Старые вдовы бросили взор, полный презрение и ненависти на спину Дмитрия Корнильева, что шёл впереди всех, держа за руки сына и дочь. Никто не ведал, не мог даже предположить, какие муки испытывал он теперь, какой адский огонь обжигает-сжигает его душу изнутри. Как во сне добрался он до дома, отдал приготовление поминальной трапезы на Агриппину и супруге брата Екатерины Ефимовны. Пока женщины накрывали на стол скатерть, ставили кутью и иное, вдовец отвел детей в детскую, а сам в полном одиночестве оставался какое-то время в кабинете. Он закрыл окна тяжелыми шторами и комната погрузилась в серый полумрак. Здесь царил иной мир, в голове витали тяжелые думы, которые то давили с новой силой, то отступали на короткий миг. Дмитрий сел в кресло, прикрыл глаза и враз по его щекам потекли слёзы: впервые за долгое время, когда слегла Екатерина, он держал всё внутри, но ныне, оставшись один, дал волю чувствам, иначе, понимал он, сошел бы с ума. Нет больше супруги - его единственной опоры и поддержки, а на плечи лёг непосильный груз, наполненный страхами, одиночеством и неопределенностью.

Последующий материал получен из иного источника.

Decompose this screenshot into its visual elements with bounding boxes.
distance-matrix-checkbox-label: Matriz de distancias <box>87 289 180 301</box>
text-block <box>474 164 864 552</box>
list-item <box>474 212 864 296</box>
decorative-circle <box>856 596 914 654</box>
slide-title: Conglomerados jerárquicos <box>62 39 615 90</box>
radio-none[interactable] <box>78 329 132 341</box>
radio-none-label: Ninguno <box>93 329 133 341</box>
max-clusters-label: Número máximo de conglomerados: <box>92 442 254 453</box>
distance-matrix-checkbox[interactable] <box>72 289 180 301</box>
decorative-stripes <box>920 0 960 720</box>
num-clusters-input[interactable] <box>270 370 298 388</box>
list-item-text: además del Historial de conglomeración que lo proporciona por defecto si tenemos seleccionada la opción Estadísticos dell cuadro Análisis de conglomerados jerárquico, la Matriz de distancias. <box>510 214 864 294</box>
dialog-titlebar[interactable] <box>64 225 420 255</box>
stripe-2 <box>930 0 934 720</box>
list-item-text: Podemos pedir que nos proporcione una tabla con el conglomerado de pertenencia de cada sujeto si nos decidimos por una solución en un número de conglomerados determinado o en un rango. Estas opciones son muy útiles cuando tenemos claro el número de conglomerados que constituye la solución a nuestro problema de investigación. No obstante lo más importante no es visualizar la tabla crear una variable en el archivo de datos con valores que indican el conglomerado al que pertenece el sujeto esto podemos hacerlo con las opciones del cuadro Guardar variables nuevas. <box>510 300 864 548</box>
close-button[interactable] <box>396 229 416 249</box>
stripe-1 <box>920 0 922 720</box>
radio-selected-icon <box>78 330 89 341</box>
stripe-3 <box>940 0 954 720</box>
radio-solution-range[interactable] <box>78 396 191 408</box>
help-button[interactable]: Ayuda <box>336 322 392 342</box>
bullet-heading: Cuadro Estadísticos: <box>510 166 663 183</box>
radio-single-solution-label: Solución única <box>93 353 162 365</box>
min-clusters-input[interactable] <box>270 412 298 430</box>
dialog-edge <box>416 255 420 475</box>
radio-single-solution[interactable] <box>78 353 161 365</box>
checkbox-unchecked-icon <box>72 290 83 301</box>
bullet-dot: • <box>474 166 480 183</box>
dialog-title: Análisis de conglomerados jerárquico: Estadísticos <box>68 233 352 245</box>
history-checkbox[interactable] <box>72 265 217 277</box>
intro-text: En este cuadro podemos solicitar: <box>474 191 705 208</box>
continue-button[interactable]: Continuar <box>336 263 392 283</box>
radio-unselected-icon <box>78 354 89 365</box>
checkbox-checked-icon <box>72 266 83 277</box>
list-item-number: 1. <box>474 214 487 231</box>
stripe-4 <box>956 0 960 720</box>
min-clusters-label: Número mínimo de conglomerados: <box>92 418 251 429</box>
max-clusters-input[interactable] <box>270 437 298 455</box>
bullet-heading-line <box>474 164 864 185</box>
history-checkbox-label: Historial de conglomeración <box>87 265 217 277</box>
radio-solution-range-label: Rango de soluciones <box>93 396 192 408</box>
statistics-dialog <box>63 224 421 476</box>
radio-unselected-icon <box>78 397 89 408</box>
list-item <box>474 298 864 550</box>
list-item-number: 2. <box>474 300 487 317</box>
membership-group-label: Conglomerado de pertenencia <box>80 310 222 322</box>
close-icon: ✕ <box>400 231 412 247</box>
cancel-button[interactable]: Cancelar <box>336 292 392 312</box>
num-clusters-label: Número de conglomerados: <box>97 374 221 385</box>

В соседней комнате, обставленной легкой красивой мебелью, с мягким тёплым ковром на полу, оставались Василий и Мария. Им было строго запрещено выходить на первый этаж, расспрашивать, тревожить взрослых о чем-то. Вася на правах старшего понимал суть происходящего, творившегося вокруг, в детских руках сжимал он тонкий носовой платок с красиво вышитой на нём буквой "В": то Екатерина Ефимовна собственноручно сшила, вышила для сына - как подарок к первому дню учёбы, и именно теперь этот платочек был особенно дорог ему - на нём мальчик ощущал невидимый запах матери, прикосновение её пальцев и то тепло, исходившее от них. Вася, сидя в углу, продолжал сжимать платок, время от времени поднося его к губам, а слёзы - горькие слёзы невосполнимой утраты стекали по щекам, падали на белую ткань.
Напротив, поджав к подбородку колени, сидела Маша, глядела в пустоту бессмысленными широко раскрытыми глазами, мыслями она оставалась далеко от дома, далеко от привычно-знакомых мест. Она не думала о матери или не осознавала свою утрату; в душе девочка испытывала страх - с тех пор, как тело Екатерины Ефимовны обрело покой в сырой земле. До сего дня Маша никогда не боялась кладбищ, она спокойно могла прохаживаться вдоль могил, осматривать этот немой мир молчаливого собрания тех, кто навеки оставил за порогом жизни все свои радости и горечи; когда-то она бесстрашно возлагала цветы на могилы дедов и бабушек - их она не знала, они оставались для неё всего лишь памятной искрой в потоке воспоминаний, но вот уход матери оказался переломным моментом в её сознании: девочка многое не знала, не понимала в силу возраста, но что-то надломилось в ней нынешним утром, нечто заставило её враз повзрослеть, окинуть другим взглядом царящее вокруг. Перед внутренним взором вновь встал облик матери, её чужое серое лицо, больше походившее на маску, её руки - холодные, тонкие, - в них не было тепла, как и жизни... Вот то последнее, оставшееся в памяти о матери.